S3 data exposure highlights security risks in the cloud

The cloud provides huge benefits when it comes to agility and scale, but it also can cause major headaches and problems for businesses. The latter was evident last week when Deep Root Analytics, a data management platform provider, suffered from a data leakage.

The leak resulted in data exposure of more than 198 million American voters. According to UpGuard, a cyber-resilience platform provider whose analyst discovered the leakage, this is the largest data exposure of its kind.

“The data, which was stored in a publicly accessible cloud server owned by Republican data firm Deep Root Analytics, included 1.1 terabytes of entirely unsecured personal information compiled by DRA and at least two other Republican contractors, TargetPoint Consulting, Inc. and Data Trust,” UpGuard wrote in a post. “In total, the personal information of potentially near all of America’s 200 million registered voters was exposed, including names, dates of birth, home addresses, phone numbers, and voter registration details, as well as data described as ‘modeled’ voter ethnicities and religions.”

The data leakage stemmed from Amazon’s Simple Storage Service (Amazon S3). S3 is a cloud storage solution designed to store and retrieve any amount of data on the web. According to Adam Conway, head of product for the cloud computing company Bracket Computing, Deep Root Analysis misconfigured an S3 bucket (storage unit), leaving it open to the public and unencrypted. This is not the first time an organization has suffered from an S3 exposure. Just a couple weeks ago Upward discovered sensitive files associated with the U.S. military were exposed, Gizmodo reported.

“Accidentally setting S3 buckets to public is a very common issue, but is different than the downtime issues Amazon has dealt with in the past. Configuration of buckets to public or private is the customer responsibility, not Amazon’s,” said Conway.

The problem is that while AWS gives its customers control over their data, that control can introduce risks and can leave buckets open due to simple configuration errors, Conway explained.

This insecurity or vulnerability in the cloud continues to be an issue. Gartner recently stressed the importance of  protecting cloud workloads. “Server workloads in modern hybrid data centers use private and public cloud computing and require a protection strategy different from end-user-facing devices.

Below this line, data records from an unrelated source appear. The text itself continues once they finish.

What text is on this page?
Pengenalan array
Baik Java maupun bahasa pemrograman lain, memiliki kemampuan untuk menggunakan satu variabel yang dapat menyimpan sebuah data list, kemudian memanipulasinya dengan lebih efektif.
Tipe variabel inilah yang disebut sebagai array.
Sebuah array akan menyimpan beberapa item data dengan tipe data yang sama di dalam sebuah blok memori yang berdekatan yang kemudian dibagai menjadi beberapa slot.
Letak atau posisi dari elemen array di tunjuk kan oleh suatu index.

Security and risk management leaders should use risk-based models to prioritize evaluation criteria for cloud workload protection platforms,” Gartner wrote in its report.

Conway believes organizations should operationalize new best practices if they want to avoid costly security issues. Best practices include: “First, encrypt everything. Implement separation of control to give developers access to APIs but have IT and/or Security retain a seat at the table when deciding security controls,” he said.

Since the leak, Deep Root Analytics has acknowledged the issue, updated its access setting, and implemented new protocols to prevent any further access. The company is currently conducting an internal review and thorough investigation into the incident. At this time, Deep Root takes full responsibility and does not believe a hack attack has occurred.

“Cloud provides incredible developer freedom, but self-service with no IT controls is a recipe for a data breach or leak. Organizations should put sensible controls in place to ensure that their data is protected on self-service environments,” Conway said.